Erik Morales going after Pac in round 12 as a southpaw in their first fight, that was crazy dumb. He was all man though. Nathan Cleverly trying to walk down Kovalev (as intelligent as this man is outside the ring, wtf was he thinking)
Cheers Mike - I think Ray quickly realised the extent of Roberto's footspeed and skill and it's a bit of tomaytoes tomartoes in our opinions of it. I genuinely believed that Ray was wobbled and couldn't move and box his way to clear his head as Roberto's footwork and footspeed left him having to try to fight his way back into the fight and to stop the onslaught. Ray was very good at reading how to sway the judges and like Ali, before him, was very mindful about the impression of a fight. I think he soon realised what it would look like if he tried to move after being tagged and trapped by Roberto - I agree with you about 80% here, but I think that by the time it had got there, Roberto's clearly ahead and Ray wanted to wrestle back the aura of the ring general back from Roberto. In any prefight suggestion, nobody would expect Roberto to be making Ray miss with flurries up close and countering and moving Ray into position to be punished. At the same time, as you rightfully say, we found out that Ray was a beast in his own right, stood his ground and fought his way back into one of the greatest fights ever by my book. I really do think that this is the fight that truly made Ray great - not in legacy per se, but in what it unlocked.
Hearns strategy against Hagler. Joe Joyce's decision to rematch Zhang was questionable given how poorly he matched up in the first fight.
Surprised we’re at two pages so far & this will be the first mention of Nate Campbell vs Robbie Peden. Total lunacy in that ring. Diobelys Hurtado going straight in on Kostya Tszyu was gutsy.
I know someone who had the fortune to sit down with Larry and Earnie Shavers some years ago, over lunch or something. He said: “OK, let’s say I have $10M apiece for you two to fight each other in six weeks at the age you are now. What do you say?” Earnie: “Let’s do it.” Larry: “Why we got to wait six weeks. I’d do it right now!” Haha. Larry knew he needed more than a month (or less) of training to even contemplate being ready for Tyson, but the money was on the offer and he had his eye on some more property he wanted to buy in Easton PA and that one payday would cover it and leave a tidy sum left over. Holmes did get the better of one end of the situation: He knew Jacobs and Cayton were big fight collectors and had it in all of Mike’s contracts (at least up to that point) that they held video rights to his fights. Larry made them give him rights to the Tyson-Holmes fight or said he wouldn’t do it … I think he sold it to them right after for like another $1M or so because he knew they’d pay through the nose to have the complete collection and especialy an historically important ‘pass the torch’ fight like that one. Larry was the original businessman boxer.

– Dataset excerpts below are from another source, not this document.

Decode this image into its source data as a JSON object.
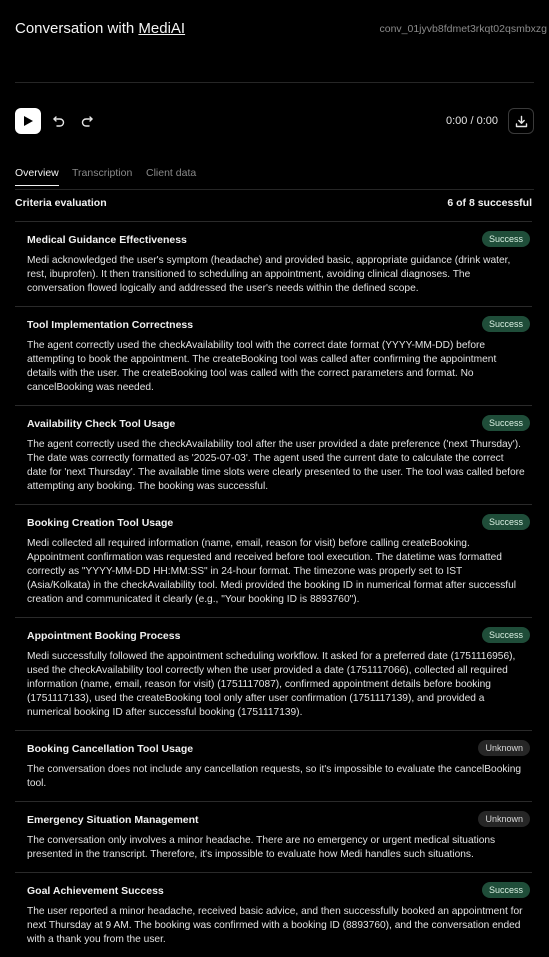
{
  "header": {
    "title_prefix": "Conversation with ",
    "agent_name": "MediAI",
    "conversation_id": "conv_01jyvb8fdmet3rkqt02qsmbxzg"
  },
  "player": {
    "time": "0:00 / 0:00"
  },
  "tabs": [
    {
      "label": "Overview",
      "active": true
    },
    {
      "label": "Transcription",
      "active": false
    },
    {
      "label": "Client data",
      "active": false
    }
  ],
  "criteria": {
    "heading": "Criteria evaluation",
    "summary": "6 of 8 successful",
    "items": [
      {
        "title": "Medical Guidance Effectiveness",
        "status": "Success",
        "body": "Medi acknowledged the user's symptom (headache) and provided basic, appropriate guidance (drink water, rest, ibuprofen). It then transitioned to scheduling an appointment, avoiding clinical diagnoses. The conversation flowed logically and addressed the user's needs within the defined scope."
      },
      {
        "title": "Tool Implementation Correctness",
        "status": "Success",
        "body": "The agent correctly used the checkAvailability tool with the correct date format (YYYY-MM-DD) before attempting to book the appointment. The createBooking tool was called after confirming the appointment details with the user. The createBooking tool was called with the correct parameters and format. No cancelBooking was needed."
      },
      {
        "title": "Availability Check Tool Usage",
        "status": "Success",
        "body": "The agent correctly used the checkAvailability tool after the user provided a date preference ('next Thursday'). The date was correctly formatted as '2025-07-03'. The agent used the current date to calculate the correct date for 'next Thursday'. The available time slots were clearly presented to the user. The tool was called before attempting any booking. The booking was successful."
      },
      {
        "title": "Booking Creation Tool Usage",
        "status": "Success",
        "body": "Medi collected all required information (name, email, reason for visit) before calling createBooking. Appointment confirmation was requested and received before tool execution. The datetime was formatted correctly as \"YYYY-MM-DD HH:MM:SS\" in 24-hour format. The timezone was properly set to IST (Asia/Kolkata) in the checkAvailability tool. Medi provided the booking ID in numerical format after successful creation and communicated it clearly (e.g., \"Your booking ID is 8893760\")."
      },
      {
        "title": "Appointment Booking Process",
        "status": "Success",
        "body": "Medi successfully followed the appointment scheduling workflow. It asked for a preferred date (1751116956), used the checkAvailability tool correctly when the user provided a date (1751117066), collected all required information (name, email, reason for visit) (1751117087), confirmed appointment details before booking (1751117133), used the createBooking tool only after user confirmation (1751117139), and provided a numerical booking ID after successful booking (1751117139)."
      },
      {
        "title": "Booking Cancellation Tool Usage",
        "status": "Unknown",
        "body": "The conversation does not include any cancellation requests, so it's impossible to evaluate the cancelBooking tool."
      },
      {
        "title": "Emergency Situation Management",
        "status": "Unknown",
        "body": "The conversation only involves a minor headache. There are no emergency or urgent medical situations presented in the transcript. Therefore, it's impossible to evaluate how Medi handles such situations."
      },
      {
        "title": "Goal Achievement Success",
        "status": "Success",
        "body": "The user reported a minor headache, received basic advice, and then successfully booked an appointment for next Thursday at 9 AM. The booking was confirmed with a booking ID (8893760), and the conversation ended with a thank you from the user."
      }
    ]
  },
  "colors": {
    "background": "#000000",
    "success_badge": "#1f4d39",
    "unknown_badge": "#262626"
  },
  "icons": {
    "play": "play-icon",
    "undo": "rewind-icon",
    "redo": "forward-icon",
    "download": "download-icon"
  }
}
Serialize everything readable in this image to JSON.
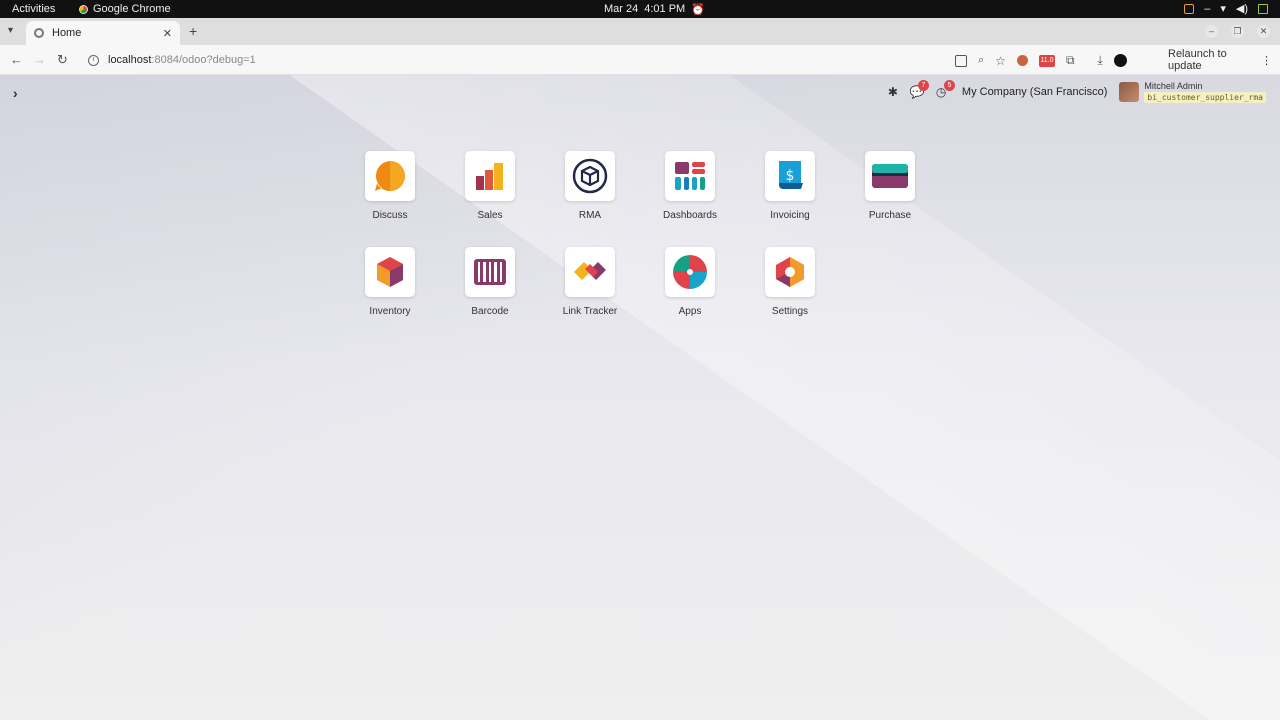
{
  "os": {
    "activities": "Activities",
    "app_name": "Google Chrome",
    "date": "Mar 24",
    "time": "4:01 PM"
  },
  "browser": {
    "tab_title": "Home",
    "url_host": "localhost",
    "url_rest": ":8084/odoo?debug=1",
    "relaunch_label": "Relaunch to update",
    "extension_badge": "11.0"
  },
  "odoo": {
    "company": "My Company (San Francisco)",
    "user_name": "Mitchell Admin",
    "database": "bi_customer_supplier_rma",
    "messages_count": "7",
    "activities_count": "5"
  },
  "apps": [
    {
      "label": "Discuss",
      "icon": "discuss-icon"
    },
    {
      "label": "Sales",
      "icon": "sales-icon"
    },
    {
      "label": "RMA",
      "icon": "rma-icon"
    },
    {
      "label": "Dashboards",
      "icon": "dashboards-icon"
    },
    {
      "label": "Invoicing",
      "icon": "invoicing-icon"
    },
    {
      "label": "Purchase",
      "icon": "purchase-icon"
    },
    {
      "label": "Inventory",
      "icon": "inventory-icon"
    },
    {
      "label": "Barcode",
      "icon": "barcode-icon"
    },
    {
      "label": "Link Tracker",
      "icon": "link-tracker-icon"
    },
    {
      "label": "Apps",
      "icon": "apps-icon"
    },
    {
      "label": "Settings",
      "icon": "settings-icon"
    }
  ]
}
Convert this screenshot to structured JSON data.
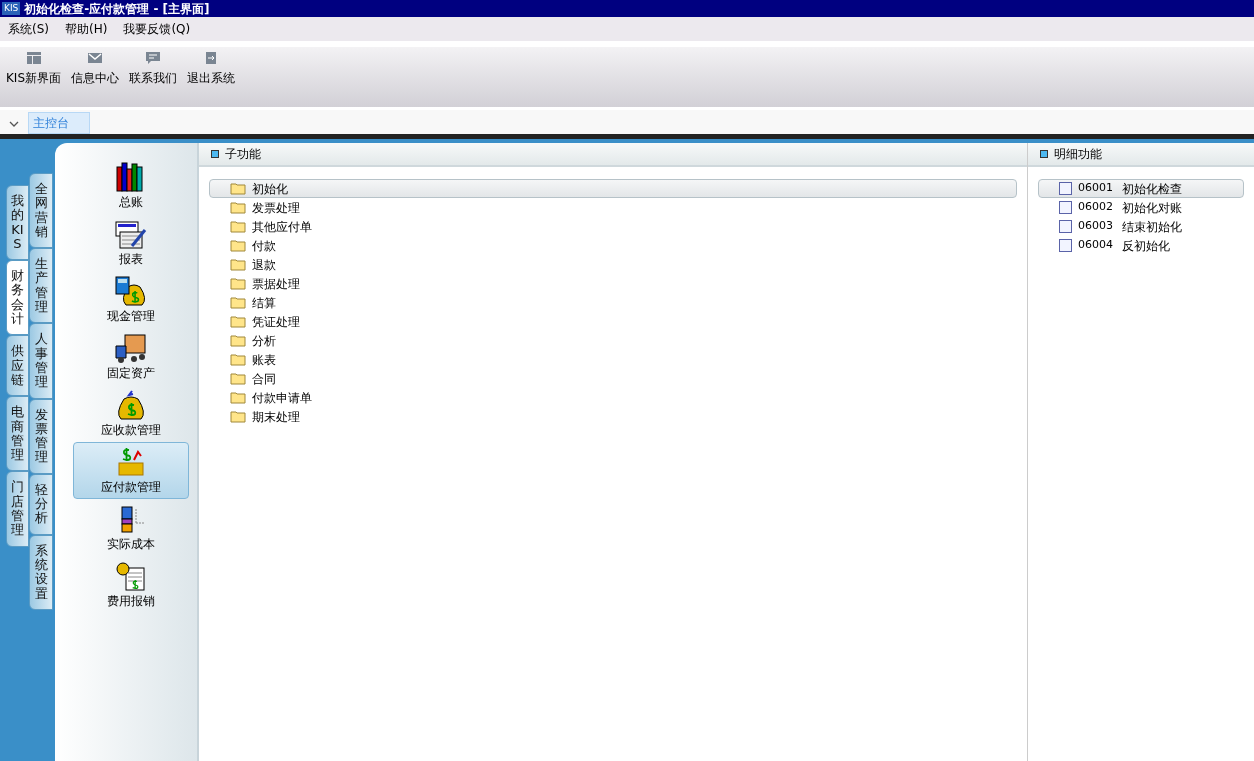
{
  "window": {
    "logo": "KIS",
    "title": "初始化检查-应付款管理 - [主界面]"
  },
  "menu": [
    "系统(S)",
    "帮助(H)",
    "我要反馈(Q)"
  ],
  "toolbar": [
    {
      "label": "KIS新界面",
      "kind": "layout"
    },
    {
      "label": "信息中心",
      "kind": "mail"
    },
    {
      "label": "联系我们",
      "kind": "chat"
    },
    {
      "label": "退出系统",
      "kind": "exit"
    }
  ],
  "tabs": [
    {
      "label": "主控台",
      "selected": true
    }
  ],
  "side_tabs_outer": [
    {
      "label": "我的KIS",
      "selected": false
    },
    {
      "label": "财务会计",
      "selected": true
    },
    {
      "label": "供应链",
      "selected": false
    },
    {
      "label": "电商管理",
      "selected": false
    },
    {
      "label": "门店管理",
      "selected": false
    }
  ],
  "side_tabs_inner": [
    {
      "label": "全网营销",
      "selected": false
    },
    {
      "label": "生产管理",
      "selected": false
    },
    {
      "label": "人事管理",
      "selected": false
    },
    {
      "label": "发票管理",
      "selected": false
    },
    {
      "label": "轻分析",
      "selected": false
    },
    {
      "label": "系统设置",
      "selected": false
    }
  ],
  "modules": [
    {
      "label": "总账",
      "kind": "books",
      "selected": false
    },
    {
      "label": "报表",
      "kind": "report",
      "selected": false
    },
    {
      "label": "现金管理",
      "kind": "cash",
      "selected": false
    },
    {
      "label": "固定资产",
      "kind": "truck",
      "selected": false
    },
    {
      "label": "应收款管理",
      "kind": "moneybag",
      "selected": false
    },
    {
      "label": "应付款管理",
      "kind": "payable",
      "selected": true
    },
    {
      "label": "实际成本",
      "kind": "cost",
      "selected": false
    },
    {
      "label": "费用报销",
      "kind": "expense",
      "selected": false
    }
  ],
  "sub_functions": {
    "title": "子功能",
    "items": [
      {
        "label": "初始化",
        "selected": true
      },
      {
        "label": "发票处理",
        "selected": false
      },
      {
        "label": "其他应付单",
        "selected": false
      },
      {
        "label": "付款",
        "selected": false
      },
      {
        "label": "退款",
        "selected": false
      },
      {
        "label": "票据处理",
        "selected": false
      },
      {
        "label": "结算",
        "selected": false
      },
      {
        "label": "凭证处理",
        "selected": false
      },
      {
        "label": "分析",
        "selected": false
      },
      {
        "label": "账表",
        "selected": false
      },
      {
        "label": "合同",
        "selected": false
      },
      {
        "label": "付款申请单",
        "selected": false
      },
      {
        "label": "期末处理",
        "selected": false
      }
    ]
  },
  "detail_functions": {
    "title": "明细功能",
    "items": [
      {
        "code": "06001",
        "label": "初始化检查",
        "selected": true
      },
      {
        "code": "06002",
        "label": "初始化对账",
        "selected": false
      },
      {
        "code": "06003",
        "label": "结束初始化",
        "selected": false
      },
      {
        "code": "06004",
        "label": "反初始化",
        "selected": false
      }
    ]
  }
}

Meldrick Taylor fighting toe to toe with Julio Cesar Chavez in the last round. Could have gotten the win if he just boxed safely, instead ends up getting stopped. Also didn't help that he jumped up to 154 to face Terry Norris later on. Too brave for his own good.
Cards were very close when Roberto quit. It was certainly ballsy for Leonard to try the tact he did in the first fight. But he really wasn't ever the better boxer, mover or not. Perhaps it was ballsy and stupid of Duran to take a rematch so quickly and so ill-prepared.
Meldrick Taylor vs Terry Norris was unhealthy, Zero doubt in my mind Taylor thought he could win but with no power… when you’re that much smaller and hittable, who made that call? That’s dangerous mismanagement. You’re right about beating JCC on the cards but scoring that fight I could never personally give it to Taylor.
I guess Ali fighting Holmes at that point, also Ali going toe to toe with Frazier in the trilogy and Moorer fancying his chances later on in the fight against Foreman to take him out.
Campbell vs. Peden immediately came to mind when I saw the thread title. Lenny Lapaglia made a similar move vs. Art Jimmerson by dropping his hands, and got similar results.
And as a Patterson fan there's a part of me that wishes he'd have gotten it, because Floyd was a LOT better fighter later in his career than he was as champion, and Liston was not.